Manitoba Marks Deadliest Day With Four COVID-19 Deaths, More Restrictions



Manitoba marked the province’s deadliest day of the pandemic with four COVID-19 deaths and further restrictions for the Winnipeg area and the north.

Dr. Brent Roussin, chief provincial public health officer, said two of the deaths — a man in his 80s and a man in his 70s — were linked to an outbreak at a personal care home in Winnipeg. There has been a total of 14 deaths at the Parkview Place care home.

The other deaths were two men in their 80s.

“It’s such a difficult situation to go through. We are really in this 100-year pandemic,” Roussin said.

There were 147 new cases of the virus Thursday. Eighty-seven were in Winnipeg where restrictions on restaurants, pubs and gathering sizes were enacted earlier this week.

The province also marked its highest rate of hospitalizations — 42 people in hospital and eight in intensive care.

Roussin said there is widespread community transmission and warned against people continuing to socialize outside their homes.
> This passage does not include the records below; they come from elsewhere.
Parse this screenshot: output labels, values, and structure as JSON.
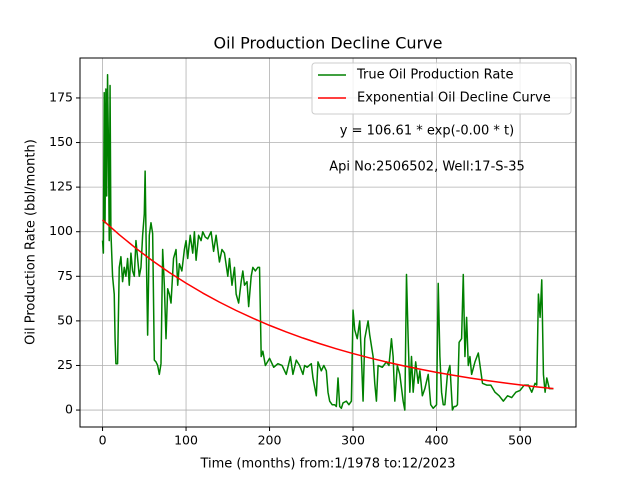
{
  "chart_data": {
    "type": "line",
    "title": "Oil Production Decline Curve",
    "xlabel": "Time (months) from:1/1978 to:12/2023",
    "ylabel": "Oil Production Rate (bbl/month)",
    "annotations": [
      "y = 106.61 * exp(-0.00 * t)",
      "Api No:2506502, Well:17-S-35"
    ],
    "xlim": [
      -27,
      567
    ],
    "ylim": [
      -9.5,
      197.4
    ],
    "xticks": [
      0,
      100,
      200,
      300,
      400,
      500
    ],
    "yticks": [
      0,
      25,
      50,
      75,
      100,
      125,
      150,
      175
    ],
    "grid": true,
    "legend": "upper right",
    "series": [
      {
        "name": "True Oil Production Rate",
        "color": "#008000",
        "x": [
          0,
          1,
          2,
          3,
          4,
          5,
          6,
          7,
          8,
          9,
          10,
          12,
          14,
          15,
          16,
          18,
          20,
          22,
          24,
          26,
          28,
          30,
          32,
          34,
          36,
          38,
          40,
          42,
          44,
          46,
          48,
          50,
          51,
          52,
          54,
          56,
          58,
          60,
          62,
          64,
          66,
          68,
          70,
          72,
          74,
          76,
          78,
          80,
          82,
          85,
          88,
          90,
          92,
          95,
          98,
          100,
          102,
          105,
          108,
          110,
          112,
          115,
          118,
          120,
          123,
          126,
          130,
          133,
          136,
          140,
          143,
          146,
          150,
          152,
          155,
          158,
          160,
          163,
          166,
          168,
          170,
          173,
          175,
          178,
          180,
          183,
          186,
          188,
          190,
          192,
          195,
          200,
          205,
          210,
          215,
          220,
          225,
          228,
          232,
          236,
          240,
          242,
          245,
          250,
          252,
          256,
          258,
          262,
          265,
          268,
          270,
          272,
          275,
          278,
          280,
          282,
          284,
          286,
          288,
          292,
          295,
          298,
          300,
          302,
          305,
          308,
          310,
          312,
          314,
          318,
          320,
          324,
          326,
          328,
          330,
          335,
          340,
          343,
          346,
          348,
          350,
          353,
          356,
          360,
          362,
          364,
          366,
          368,
          370,
          372,
          375,
          378,
          380,
          383,
          386,
          390,
          393,
          396,
          400,
          402,
          404,
          406,
          408,
          410,
          413,
          416,
          419,
          421,
          423,
          425,
          427,
          430,
          432,
          434,
          436,
          438,
          440,
          442,
          446,
          450,
          455,
          460,
          465,
          470,
          475,
          480,
          485,
          490,
          495,
          500,
          505,
          510,
          514,
          518,
          520,
          522,
          524,
          526,
          528,
          530,
          532,
          535,
          540
        ],
        "values": [
          95,
          88,
          178,
          105,
          180,
          120,
          188,
          150,
          95,
          182,
          100,
          75,
          65,
          40,
          26,
          26,
          80,
          86,
          72,
          80,
          75,
          85,
          70,
          88,
          78,
          75,
          95,
          85,
          75,
          80,
          98,
          110,
          134,
          100,
          42,
          98,
          105,
          99,
          28,
          27,
          25,
          20,
          26,
          90,
          70,
          40,
          68,
          65,
          60,
          85,
          90,
          70,
          82,
          78,
          90,
          95,
          85,
          98,
          88,
          100,
          84,
          98,
          95,
          100,
          97,
          96,
          100,
          89,
          98,
          83,
          90,
          88,
          75,
          85,
          70,
          80,
          65,
          60,
          72,
          78,
          70,
          72,
          58,
          75,
          80,
          78,
          80,
          80,
          30,
          33,
          25,
          29,
          24,
          26,
          25,
          20,
          30,
          20,
          28,
          25,
          20,
          25,
          24,
          26,
          18,
          8,
          27,
          22,
          25,
          22,
          10,
          5,
          3,
          3,
          2,
          18,
          2,
          1,
          4,
          5,
          3,
          5,
          56,
          45,
          40,
          50,
          30,
          5,
          40,
          50,
          42,
          30,
          15,
          5,
          25,
          24,
          27,
          25,
          40,
          30,
          5,
          25,
          20,
          5,
          0,
          76,
          40,
          10,
          30,
          10,
          27,
          15,
          22,
          8,
          12,
          20,
          3,
          1,
          3,
          71,
          30,
          10,
          3,
          3,
          20,
          25,
          0,
          2,
          2,
          3,
          38,
          40,
          76,
          30,
          52,
          25,
          30,
          20,
          27,
          32,
          15,
          14,
          14,
          10,
          8,
          5,
          8,
          7,
          10,
          11,
          14,
          14,
          10,
          15,
          14,
          65,
          52,
          73,
          20,
          10,
          18,
          12,
          12
        ]
      },
      {
        "name": "Exponential Oil Decline Curve",
        "color": "#ff0000",
        "x": [
          0,
          20,
          40,
          60,
          80,
          100,
          120,
          140,
          160,
          180,
          200,
          220,
          240,
          260,
          280,
          300,
          320,
          340,
          360,
          380,
          400,
          420,
          440,
          460,
          480,
          500,
          520,
          540
        ],
        "values": [
          106.61,
          98.33,
          90.69,
          83.64,
          77.14,
          71.15,
          65.62,
          60.52,
          55.82,
          51.48,
          47.48,
          43.79,
          40.39,
          37.25,
          34.36,
          31.69,
          29.23,
          26.96,
          24.86,
          22.93,
          21.15,
          19.5,
          17.99,
          16.59,
          15.3,
          14.11,
          13.02,
          12.01
        ]
      }
    ]
  }
}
“We see infectious people at work, out in public at gatherings. This certainly can be avoided,” Roussin said.

The capital city went weeks without any new infections over the summer, but case numbers have risen rapidly in the last two months.

In the north, there had been a total of four cases until late in September compared with 69 now.

Roussin expressed concern over increasing infections in the northern region and announced that, starting Monday, he is putting the area under the same elevated restrictions as Winnipeg, which include closing casinos, bingo halls and limiting occupancy in restaurants.

“We know that the north is already at risk for transmission of this virus, especially in remote isolated communities (where there is lack of) access to health care,” Roussin said.

Extra measures are also being put in place for schools in the Winnipeg area and the north starting Monday. They include cancelling field trips, banning choirs and wind instruments and requiring substitute teachers to wear medical masks.

Twenty-seven cases connected to a poultry plant in Blumenort, southeast of Winnipeg, are linked to infections in the community, Roussin said.

An outbreak at Headingley provincial prison nearly tripled this week to 32 positive cases.

Roussin said the growing numbers are “all a result of increased contacts.”

“We have to change things. We fell back on the fundamentals,” he said. “We got back to all that normalcy that we want, but we just know this is what happens when we attempt that.”